Het verschaft christenen een basis voor geloof, hoop en moed. Het bezielt hen met geloof in Jehovah en hoop op het beloofde „zaad” der zegening (Genesis 3:15; 22:18). Het helpt christenen ook de toekomst moedig onder de ogen te zien, evenals getuigen van Jehovah in de oudheid dit hebben gedaan. — 1/8, blz. 32.
□ Hoe kunnen wij gunstig reageren op Christus’ aan de gemeente te Laodicéa gegeven aansporing dat zij hetzij „koud of anders heet” dienden te zijn? (Openbaring 3:15, 16)

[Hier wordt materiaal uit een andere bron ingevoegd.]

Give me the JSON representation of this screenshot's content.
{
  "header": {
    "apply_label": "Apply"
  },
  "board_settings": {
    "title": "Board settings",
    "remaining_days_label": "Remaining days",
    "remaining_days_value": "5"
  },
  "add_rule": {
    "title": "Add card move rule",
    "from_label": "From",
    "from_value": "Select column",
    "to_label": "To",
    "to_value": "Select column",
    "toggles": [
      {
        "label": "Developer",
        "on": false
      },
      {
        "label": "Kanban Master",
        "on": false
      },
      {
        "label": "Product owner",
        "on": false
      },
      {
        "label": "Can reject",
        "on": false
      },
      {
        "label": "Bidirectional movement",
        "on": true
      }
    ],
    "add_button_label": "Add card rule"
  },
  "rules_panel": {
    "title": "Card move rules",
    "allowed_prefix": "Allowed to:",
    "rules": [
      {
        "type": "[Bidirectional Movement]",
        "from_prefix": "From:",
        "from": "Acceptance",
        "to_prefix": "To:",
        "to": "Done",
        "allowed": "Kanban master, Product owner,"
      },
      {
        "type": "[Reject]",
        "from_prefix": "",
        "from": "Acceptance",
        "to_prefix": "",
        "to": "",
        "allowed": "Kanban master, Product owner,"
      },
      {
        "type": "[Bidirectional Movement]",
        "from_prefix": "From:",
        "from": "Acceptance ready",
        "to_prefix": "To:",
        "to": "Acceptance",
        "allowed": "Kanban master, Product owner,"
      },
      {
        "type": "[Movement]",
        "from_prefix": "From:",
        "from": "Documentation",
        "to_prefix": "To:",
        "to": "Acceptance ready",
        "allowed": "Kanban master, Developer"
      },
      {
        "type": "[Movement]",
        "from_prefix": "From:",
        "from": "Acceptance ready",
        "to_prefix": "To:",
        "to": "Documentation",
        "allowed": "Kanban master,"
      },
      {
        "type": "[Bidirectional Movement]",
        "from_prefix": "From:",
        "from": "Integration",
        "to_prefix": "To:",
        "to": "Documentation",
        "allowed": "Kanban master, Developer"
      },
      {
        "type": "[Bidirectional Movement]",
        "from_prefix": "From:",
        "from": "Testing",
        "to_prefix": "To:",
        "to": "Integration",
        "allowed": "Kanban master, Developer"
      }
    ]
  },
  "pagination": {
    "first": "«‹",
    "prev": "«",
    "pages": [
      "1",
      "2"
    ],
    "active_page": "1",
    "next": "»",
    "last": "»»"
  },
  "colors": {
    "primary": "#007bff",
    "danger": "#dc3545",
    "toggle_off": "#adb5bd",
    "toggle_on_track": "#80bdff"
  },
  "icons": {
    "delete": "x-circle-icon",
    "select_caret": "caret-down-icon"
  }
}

Wij kunnen dit doen door nooit toe te laten dat wij „lauw” — dat wil zeggen, apathisch, ongevoelig of onverschillig ten opzichte van onze bediening — worden. In plaats daarvan moeten wij Jezus’ voorbeeld navolgen door de Koninkrijksbelangen de eerste plaats toe te kennen. Door zijn manier van optreden en persoonlijkheid te weerspiegelen, kunnen wij stimulerend heet worden voor degenen die God liefhebben en verfrissend koud en kalmerend voor degenen die vermoeid zijn als gevolg van zonde en de lasten van het leven (Matthéüs 11:28, 29; Johannes 2:17). — 15/8, blz. 9-11.
□ Hoe beziet God homoseksualiteit?
Gods wet eiste dat homoseksuelen in het oude Israël „zonder mankeren ter dood gebracht” werden (Leviticus 20:13). Zijn wet voor christenen laat zien dat zijn gedachten over de kwestie niet zijn veranderd. „Mannen die bij mannen liggen” worden op één lijn geplaatst met anderen die ’Gods koninkrijk niet zullen beërven’. Maar homoseksuelen kunnen berouw hebben en Gods goedkeuring verwerven (1 Korinthiërs 6:9, 10). — 1/9, blz. 26.
□ Wat moeten wij doen als wij willen dat God onze gebeden verhoort?
De apostel Johannes heeft gezegd: „Wat wij ook vragen, ontvangen wij van hem, omdat wij zijn geboden onderhouden en de dingen doen die in zijn ogen welbehaaglijk zijn” (1 Johannes 3:22). Wij moeten dus Gods wil doen en zijn wetten gehoorzamen. Wij moeten werken aan datgene waar wij om bidden en God door onze daden tonen dat wij werkelijk menen wat wij zeggen. — 15/9, blz. 8, 9.
□ Bekommert God zich om personen die aan een geestesziekte lijden?
De bijbel verschaft geestelijke leiding voor alle depressieve personen en bezielt hen met hoop (Romeinen 15:4, 13). In dit boek wordt de verplichting om voor geesteszieke personen te zorgen in de eerste plaats aan de naaste familieleden opgelegd (1 Timótheüs 5:4, 8). De christelijke gemeente, waarin de ouderlingen de leiding nemen in het bieden van hulp, vormt nog een manier waarop Jehovah zijn zorg toont voor degenen die aan een geestesziekte lijden (1 Thessalonicenzen 5:14). — 1/10, blz. 28-31.